When New Yorkers filled Midtown Manhattan for the Puerto Rican Day Parade, New York City Mayor Bill de Blasio was in Iowa. When the power went out on the west side of Manhattan, shrouding his constituents in darkness, de Blasio was, once again, in Iowa. And when anything happened in City Hall, during the month of May, de Blasio wasn’t there, except for a few, rare hours.
De Blasio officially launched his presidential campaign three months ago, and is still hunting for his breakout “special moment” before the next debate. (If he fails to qualify for that one, as he did with last week’s, the mayor says he may drop out.)
But while de Blasio has been on the trail slamming the Republican-led U.S. Senate, the New York City Council has spent the summer dealing with business as usual.
“An absentee or part-time mayor only shifts the power dynamics in the Council’s direction,” said Bronx City Councilman Ritchie Torres. The City Charter gives a lot of power to the office of the mayor, but the mayor’s national run has ceded that power to the Council. “It’s an unusual state of affairs,” Torres said. “We’re living through a historical anomaly.”
City Hall argues they’re just as busy as ever, and the administration is requesting legislation from the council at the same rate it always has. But de Blasio and his team seem to be facing problems with their primary legislative focus this summer: paid vacation time. The bill would require private employers to provide two weeks annually paid vacation time for workers. Such a legal requirement is nearly unprecedented in the United States, but it is the norm, and often more generous, in every other industrialized nation. The mayor announced the push in January, saying he hoped the bill would be “voted on quickly.” But that hasn’t happened. In late May, after he announced his presidential campaign, he hosted a City Hall rally to urge action on the bill.
Still, New York City Council Speaker Corey Johnson remained skeptical of the bill, and the City Council hasn’t moved it, even though de Blasio has been touting it on the campaign trail. Multiple City Council members told City & State that the mayor’s team aggressively lobbied them to show up for the next rally for paid personal time, on Sept. 9. But de Blasio himself wasn’t there to show his support or cajole votes. He was in Puerto Rico, campaigning for president.
The bill, Torres said, “has been languishing indefinitely. It’s a sign of mayoral powerlessness.”
Freddi Goldstein, de Blasio’s governmental press secretary, admitted to City & State that the bill “seemingly hit a little bit of a speedbump,” but was loath to connect the bill – or its slow movement – to the presidential campaign. “This is something that he’s been working on all year,” Goldstein said.
Council members say the mayor’s frequent absences and divided attention have hurt his ability to get things done back home. Put another way by Staten Island City Councilman Joe Borelli: “I think he’s becoming the butt of more jokes.” The Republican lawmaker is one of the mayor’s most frequent critics - his laptop features a graphic of de Blasio’s face, crossed out - but he has been hearing more people join in his de Blasio-bashing since the beginning of the presidential campaign.

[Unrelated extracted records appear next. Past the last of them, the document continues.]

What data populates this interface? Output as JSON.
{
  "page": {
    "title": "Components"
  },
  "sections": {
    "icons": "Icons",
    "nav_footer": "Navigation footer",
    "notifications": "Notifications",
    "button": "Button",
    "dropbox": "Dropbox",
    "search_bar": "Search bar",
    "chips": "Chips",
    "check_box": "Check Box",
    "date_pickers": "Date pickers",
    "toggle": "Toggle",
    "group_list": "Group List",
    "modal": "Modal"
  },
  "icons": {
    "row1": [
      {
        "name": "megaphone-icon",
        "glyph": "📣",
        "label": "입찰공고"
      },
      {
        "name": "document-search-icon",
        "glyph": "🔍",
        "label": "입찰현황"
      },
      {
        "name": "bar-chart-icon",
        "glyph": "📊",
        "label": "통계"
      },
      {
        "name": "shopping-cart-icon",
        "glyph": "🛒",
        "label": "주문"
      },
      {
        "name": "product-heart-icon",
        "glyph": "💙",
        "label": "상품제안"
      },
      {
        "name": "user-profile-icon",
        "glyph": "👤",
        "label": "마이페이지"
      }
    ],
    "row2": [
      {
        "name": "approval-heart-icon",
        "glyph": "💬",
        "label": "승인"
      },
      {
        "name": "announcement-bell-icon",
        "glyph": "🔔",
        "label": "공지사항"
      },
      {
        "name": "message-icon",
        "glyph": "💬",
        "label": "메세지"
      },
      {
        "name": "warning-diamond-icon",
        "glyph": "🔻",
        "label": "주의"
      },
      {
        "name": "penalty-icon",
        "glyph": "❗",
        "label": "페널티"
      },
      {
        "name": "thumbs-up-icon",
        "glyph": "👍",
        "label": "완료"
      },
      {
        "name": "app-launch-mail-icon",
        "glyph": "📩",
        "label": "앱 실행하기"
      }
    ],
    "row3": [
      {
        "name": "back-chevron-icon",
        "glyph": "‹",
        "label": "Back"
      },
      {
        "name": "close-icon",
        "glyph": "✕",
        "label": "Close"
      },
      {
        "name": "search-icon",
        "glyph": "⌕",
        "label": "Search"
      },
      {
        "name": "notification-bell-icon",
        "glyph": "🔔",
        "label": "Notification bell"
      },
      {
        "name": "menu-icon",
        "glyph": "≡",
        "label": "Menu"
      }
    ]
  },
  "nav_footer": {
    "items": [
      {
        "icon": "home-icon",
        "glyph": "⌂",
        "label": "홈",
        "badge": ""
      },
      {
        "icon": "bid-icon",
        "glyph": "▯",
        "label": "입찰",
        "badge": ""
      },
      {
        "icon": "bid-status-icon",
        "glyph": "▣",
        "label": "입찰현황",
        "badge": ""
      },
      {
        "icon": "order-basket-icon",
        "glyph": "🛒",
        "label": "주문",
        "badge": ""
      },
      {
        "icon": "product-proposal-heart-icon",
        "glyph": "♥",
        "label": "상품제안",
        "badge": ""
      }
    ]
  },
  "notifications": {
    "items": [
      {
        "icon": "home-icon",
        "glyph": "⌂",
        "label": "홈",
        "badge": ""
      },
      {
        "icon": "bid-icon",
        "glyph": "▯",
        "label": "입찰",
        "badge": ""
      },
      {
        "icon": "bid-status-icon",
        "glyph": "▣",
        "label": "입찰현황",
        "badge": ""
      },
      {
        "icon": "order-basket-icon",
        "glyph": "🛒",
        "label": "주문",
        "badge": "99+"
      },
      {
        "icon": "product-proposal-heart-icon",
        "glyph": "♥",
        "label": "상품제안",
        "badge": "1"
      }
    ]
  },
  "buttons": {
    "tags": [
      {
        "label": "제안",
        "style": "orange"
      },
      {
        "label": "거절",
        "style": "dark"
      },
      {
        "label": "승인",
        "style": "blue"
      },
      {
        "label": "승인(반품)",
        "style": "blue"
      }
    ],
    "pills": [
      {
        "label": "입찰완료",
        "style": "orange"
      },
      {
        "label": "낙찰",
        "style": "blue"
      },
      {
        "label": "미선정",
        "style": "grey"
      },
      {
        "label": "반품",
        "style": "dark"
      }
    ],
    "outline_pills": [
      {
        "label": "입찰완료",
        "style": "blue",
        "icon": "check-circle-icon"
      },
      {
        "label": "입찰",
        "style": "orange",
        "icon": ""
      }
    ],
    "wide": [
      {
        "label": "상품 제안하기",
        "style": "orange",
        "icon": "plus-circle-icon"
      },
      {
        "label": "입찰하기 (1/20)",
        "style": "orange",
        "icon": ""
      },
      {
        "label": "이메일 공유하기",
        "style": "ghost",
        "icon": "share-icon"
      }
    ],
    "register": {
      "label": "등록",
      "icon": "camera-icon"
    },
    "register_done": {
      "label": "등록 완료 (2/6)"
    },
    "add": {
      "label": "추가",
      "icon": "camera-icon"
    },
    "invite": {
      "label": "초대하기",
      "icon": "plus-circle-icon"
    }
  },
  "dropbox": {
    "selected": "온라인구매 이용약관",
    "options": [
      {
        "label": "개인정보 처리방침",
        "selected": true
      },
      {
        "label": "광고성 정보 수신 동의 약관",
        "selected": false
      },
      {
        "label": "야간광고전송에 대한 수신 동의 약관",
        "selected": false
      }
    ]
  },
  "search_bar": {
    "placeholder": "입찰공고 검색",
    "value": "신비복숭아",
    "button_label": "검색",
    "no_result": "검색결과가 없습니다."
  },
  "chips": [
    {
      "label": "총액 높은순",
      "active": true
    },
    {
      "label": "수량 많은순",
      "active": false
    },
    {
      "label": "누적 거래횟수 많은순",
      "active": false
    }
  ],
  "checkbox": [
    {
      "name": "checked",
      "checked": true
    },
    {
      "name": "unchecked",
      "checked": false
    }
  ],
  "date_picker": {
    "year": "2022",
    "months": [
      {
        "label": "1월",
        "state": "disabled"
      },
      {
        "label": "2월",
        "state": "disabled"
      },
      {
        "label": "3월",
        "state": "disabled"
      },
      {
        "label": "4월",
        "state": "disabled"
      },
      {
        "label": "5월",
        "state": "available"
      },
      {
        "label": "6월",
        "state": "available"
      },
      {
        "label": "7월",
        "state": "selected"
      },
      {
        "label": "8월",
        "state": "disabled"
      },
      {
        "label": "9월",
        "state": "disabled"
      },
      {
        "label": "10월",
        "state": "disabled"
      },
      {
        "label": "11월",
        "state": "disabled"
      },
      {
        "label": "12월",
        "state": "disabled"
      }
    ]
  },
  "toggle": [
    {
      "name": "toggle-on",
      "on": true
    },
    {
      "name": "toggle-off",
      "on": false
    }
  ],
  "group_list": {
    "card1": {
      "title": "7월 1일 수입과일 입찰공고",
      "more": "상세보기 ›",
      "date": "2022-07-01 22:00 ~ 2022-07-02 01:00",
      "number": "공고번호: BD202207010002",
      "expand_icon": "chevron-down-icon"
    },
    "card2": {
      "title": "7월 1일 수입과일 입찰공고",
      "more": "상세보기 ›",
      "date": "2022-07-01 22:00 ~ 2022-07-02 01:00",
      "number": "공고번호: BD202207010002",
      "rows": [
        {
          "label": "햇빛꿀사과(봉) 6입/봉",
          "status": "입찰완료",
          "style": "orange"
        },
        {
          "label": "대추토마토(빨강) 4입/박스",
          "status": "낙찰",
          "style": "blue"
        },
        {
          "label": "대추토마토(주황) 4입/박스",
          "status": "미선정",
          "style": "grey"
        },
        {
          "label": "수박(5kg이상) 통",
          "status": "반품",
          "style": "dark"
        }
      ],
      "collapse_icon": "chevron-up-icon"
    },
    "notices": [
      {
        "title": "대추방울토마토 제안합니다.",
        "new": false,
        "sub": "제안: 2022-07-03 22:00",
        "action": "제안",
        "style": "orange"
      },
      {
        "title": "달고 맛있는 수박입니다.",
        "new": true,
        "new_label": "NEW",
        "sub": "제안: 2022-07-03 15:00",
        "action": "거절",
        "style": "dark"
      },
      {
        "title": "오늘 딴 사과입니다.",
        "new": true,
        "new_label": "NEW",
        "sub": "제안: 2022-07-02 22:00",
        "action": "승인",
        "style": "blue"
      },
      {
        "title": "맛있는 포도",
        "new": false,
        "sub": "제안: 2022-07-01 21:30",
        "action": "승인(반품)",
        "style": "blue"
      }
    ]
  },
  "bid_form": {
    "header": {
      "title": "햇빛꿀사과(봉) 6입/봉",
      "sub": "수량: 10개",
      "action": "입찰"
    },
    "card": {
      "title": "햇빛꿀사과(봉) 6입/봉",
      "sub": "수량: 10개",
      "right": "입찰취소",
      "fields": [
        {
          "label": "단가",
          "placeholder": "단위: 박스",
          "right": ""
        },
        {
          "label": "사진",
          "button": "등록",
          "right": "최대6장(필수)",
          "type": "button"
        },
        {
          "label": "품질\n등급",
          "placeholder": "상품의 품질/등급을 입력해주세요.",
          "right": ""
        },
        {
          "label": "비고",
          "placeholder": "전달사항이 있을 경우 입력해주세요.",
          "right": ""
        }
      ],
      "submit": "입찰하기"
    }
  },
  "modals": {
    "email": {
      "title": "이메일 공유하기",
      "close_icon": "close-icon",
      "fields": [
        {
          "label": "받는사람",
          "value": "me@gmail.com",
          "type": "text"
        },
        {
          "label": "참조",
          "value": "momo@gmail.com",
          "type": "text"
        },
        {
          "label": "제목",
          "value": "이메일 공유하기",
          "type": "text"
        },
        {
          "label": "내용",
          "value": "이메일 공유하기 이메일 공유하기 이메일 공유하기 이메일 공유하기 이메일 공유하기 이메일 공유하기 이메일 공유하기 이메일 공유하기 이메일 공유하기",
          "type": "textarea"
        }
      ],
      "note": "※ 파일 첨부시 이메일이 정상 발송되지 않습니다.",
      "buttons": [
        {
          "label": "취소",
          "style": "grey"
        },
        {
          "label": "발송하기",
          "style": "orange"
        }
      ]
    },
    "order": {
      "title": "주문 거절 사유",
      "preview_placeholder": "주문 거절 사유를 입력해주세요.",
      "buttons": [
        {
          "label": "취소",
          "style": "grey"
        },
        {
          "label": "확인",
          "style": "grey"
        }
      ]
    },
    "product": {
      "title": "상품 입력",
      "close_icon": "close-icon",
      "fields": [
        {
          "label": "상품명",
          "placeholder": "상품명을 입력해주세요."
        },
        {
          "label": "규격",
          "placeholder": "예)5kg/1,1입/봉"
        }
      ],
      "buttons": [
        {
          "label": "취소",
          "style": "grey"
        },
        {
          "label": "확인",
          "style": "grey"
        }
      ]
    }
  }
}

The polls seem to reflect that. According to the latest Siena poll, 0% of New York City residents want de Blasio as the Democratic nominee, and just 33% have a favorable opinion of him. That’s down significantly from his 46% New York City approval rating from a Siena poll in March, before he launched the presidential campaign.
“That makes the council more powerful,” said one City Hall insider, who asked for anonymity to speak openly on a sensitive topic. If council members don’t care as much about what the mayor says, “It makes it harder to get his priorities done. The perception is he’s weak.”
The polling is only one piece of the equation. There’s also de Blasio’s status as a term-limited lame duck and the leadership of Johnson, who has created a minor cult of personality in the council chambers and repeatedly emphasized his co-equal branch’s independence from the mayor’s office. Asked at a press conference on Thursday if he was excited to get de Blasio back in the city full-time soon, Johnson gave a long, pained answer about the clear challenge of running a city and running for president at the same time, while highlighting de Blasio’s absences. “I’ve still interacted with the mayor. I still talk to the mayor,” Johnson said, but the only examples he gave were the previous day’s September 11th remembrance ceremonies where, presumably, no government business was conducted. In fact, outside of a couple of meetings before passing the city budget in June, there’s scant evidence of Johnson and de Blasio speaking since the mayor entered the presidential race. In the month of May, the latest for which de Blasio’s government schedule is available, he talked to Johnson only once – and that was on May 11, before de Blasio launched his campaign on May 16.
De Blasio has people that talk for him, of course, including a robust legislative affairs team that works with the City Council to pass laws. The mayor has always preferred collaboration to confrontation, having never once vetoed any of the hundreds of bills that have come across his desk. But council members say they’ve felt a slowdown from the mayor's staff as well.
“The mayor’s office has always been very interested in that (legislative) agenda,” said Queens City Councilman Jimmy Van Bramer. “But there’s no question that with the mayor out of town and preoccupied with his race, that there’s just less of a presence. There’s less engagement.”
Goldstein said that at City Hall, “everything is running exactly the same as it has every other summer.”
But de Blasio clearly sought out a national audience for the paid vacation bill from the beginning, announcing the legislation not in a local news outlet but with an exclusive story in The Washington Post.
Not all council members see that as a bad thing. Some in the body’s left wing believe that de Blasio’s ambition serves as motivation to do things he otherwise might not. De Blasio’s presidential campaign “is great for the city, it’s great for the country!” Manhattan City Councilman Ben Kallos said. “We’ve been getting so much progressive legislation done that’s been stuck for years.”
The way Kallos sees it, de Blasio is now supporting bills that he hadn’t before in order to bolster his progressive credentials for the presidential campaign. In addition to paid personal time, which New York City Public Advocate Jumaane Williams had introduced as a city councilman back in 2014, there’s a bill called Retirement Security for All, which would create retirement savings accounts for all private sector employees. Kallos is the lead sponsor of the bill, which he said had been stuck in legislative limbo for a year before, but is finally getting a public hearing this month.
“None of this would be happening without the mayor’s personal interest in this issue,” he said.
In both cases, Goldstein disagreed that de Blasio’s support had anything to do with the presidential campaign, noting that he’s backed retirement savings accounts since 2016 – but legislative efforts were cut short by new federal regulations on retirement programs.
And while Kallos may be happy with de Blasio’s campaign, but it wasn’t enough to earn his presidential race endorsement. The Upper East Side Democrat backed Elizabeth Warren this week – something de Blasio himself might do in the coming months.